Quindi, il femminicidio è un fatto sociale, perché determinato da relazioni di potere. La vittima viene punita perché non si è voluta conformare al volere della società patriarcale o dell’uomo che essa le riconosce come suo “padrone”. Una società che si fonda su ideologie preposte a giustificare e perpetuare discriminazioni, disuguaglianze, differenze di classe a scapito del più debole, trattato più da oggetto che da soggetto. Questa è la realtà italiana così come è stata riconosciuta dal Comitato per l’attuazione della CEDAW (la Convenzione ONU per l’eliminazione di ogni forma di discriminazione nei confronti delle donne). Nelle Raccomandazioni all’Italia, si è detto “preoccupato per l’elevato numero di donne uccise dai propri partner o ex-partner (femminicidi), che possono indicare il fallimento delle Autorità dello Stato-membro nel proteggere adeguatamente le donne, vittime dei loro partner o ex partner’’. L’Italia ha un altro triste primato: è stata la prima volta che il Comitato CEDAW ha parlato di ‘femminicidio’ in relazione a un paese non latinoamericano. Rashida Manjoo, la relatrice speciale delle Nazioni Unite sulla violenza contro le donne ha affermato che “È la prima causa di morte in Italia per le donne tra i 16 e i 44 anni”. Inviata in Italia a valutare le “risposte” dello Stato, le ha ritenute “non appropriate, né di protezione”, e ha definito senza mezzi termini il femminicidio “crimine di Stato”, in quanto “tollerato dalle pubbliche istituzioni”.

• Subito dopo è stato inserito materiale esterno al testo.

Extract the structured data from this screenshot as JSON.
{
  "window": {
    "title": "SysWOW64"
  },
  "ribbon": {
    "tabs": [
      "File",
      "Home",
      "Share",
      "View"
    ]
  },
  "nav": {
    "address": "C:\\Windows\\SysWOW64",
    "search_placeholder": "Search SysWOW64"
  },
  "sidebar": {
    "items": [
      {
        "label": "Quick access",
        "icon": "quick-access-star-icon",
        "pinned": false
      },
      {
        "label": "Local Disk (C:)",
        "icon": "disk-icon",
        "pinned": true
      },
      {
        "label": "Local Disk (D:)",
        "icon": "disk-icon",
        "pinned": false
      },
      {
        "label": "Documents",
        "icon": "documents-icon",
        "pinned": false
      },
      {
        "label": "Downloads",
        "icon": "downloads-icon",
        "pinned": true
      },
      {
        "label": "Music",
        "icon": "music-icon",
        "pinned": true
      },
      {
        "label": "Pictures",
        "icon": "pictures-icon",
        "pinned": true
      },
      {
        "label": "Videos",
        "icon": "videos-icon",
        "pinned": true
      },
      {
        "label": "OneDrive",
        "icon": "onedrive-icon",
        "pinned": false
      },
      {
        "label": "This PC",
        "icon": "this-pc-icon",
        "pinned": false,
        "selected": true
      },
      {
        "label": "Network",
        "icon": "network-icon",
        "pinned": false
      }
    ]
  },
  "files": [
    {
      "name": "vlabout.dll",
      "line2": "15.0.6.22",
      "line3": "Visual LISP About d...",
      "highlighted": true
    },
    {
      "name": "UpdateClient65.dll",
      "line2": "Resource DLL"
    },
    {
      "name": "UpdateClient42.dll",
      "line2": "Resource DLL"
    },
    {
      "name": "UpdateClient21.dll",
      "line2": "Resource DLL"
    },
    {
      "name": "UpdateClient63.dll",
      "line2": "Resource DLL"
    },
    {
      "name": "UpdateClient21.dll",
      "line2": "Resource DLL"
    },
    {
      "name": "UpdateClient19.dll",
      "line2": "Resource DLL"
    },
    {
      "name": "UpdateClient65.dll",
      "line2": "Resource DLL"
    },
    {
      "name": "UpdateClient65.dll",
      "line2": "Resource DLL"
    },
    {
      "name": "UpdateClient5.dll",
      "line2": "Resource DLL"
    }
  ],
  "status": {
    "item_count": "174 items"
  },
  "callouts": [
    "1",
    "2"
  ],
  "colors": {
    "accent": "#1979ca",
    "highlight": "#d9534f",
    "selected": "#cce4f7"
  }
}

Fatalmente consapevoli di una emancipazione incompiuta, le donne hanno la generosità e il coraggio di difendersi tra loro, fino al sacrificio estremo. Come Carmela Petrucci, la ragazzina siciliana di diciassette anni che ha fatto scudo con il suo corpo per proteggere la sorella dalla furia omicida dell’ex fidanzato, dando la vita per lei. A seguito dell’orrore suscitato, è stato pubblicato un appello dall’associazione nazionale dei centri antiviolenza “Donne in Rete” che annuncia Carmela come 105° vittima di femminicidio  in Italia dall’inizio del 2012 e che chiede “al governo italiano, al Parlamento, alla società civile, affinché, in tempi brevissimi, sia ratificata nel nostro ordinamento la Convenzione del Consiglio d’Europa firmata a Istanbul che vincola i Paesi aderenti ad azioni e iniziative importanti di contrasto alla violenza sulle donne, sia finalmente attuato il Piano nazionale antiviolenza e si sostengano con finanziamenti adeguati, tutti i centri antiviolenza aderenti alla Rete nazionale”.
Il giornalista Riccardo Iacona ha raccolto le storie dei carnefici nel libro Se questi sono gli uomini,
pubblicato da Chiarelettere editore. Ne è uscito il ritratto raccapricciante di uomini che odiano le donne perché sono vincenti dove loro falliscono e si sentono autorizzati a recuperare il potere usando la violenza. Incapaci di accettare il rifiuto, cercano di impedire che la donna possa sottrarsi a costrizioni e controlli. Soprattutto, non ne tollerano la capacità di riuscire a vivere da sole, perché loro sono privi di autonomia emotiva.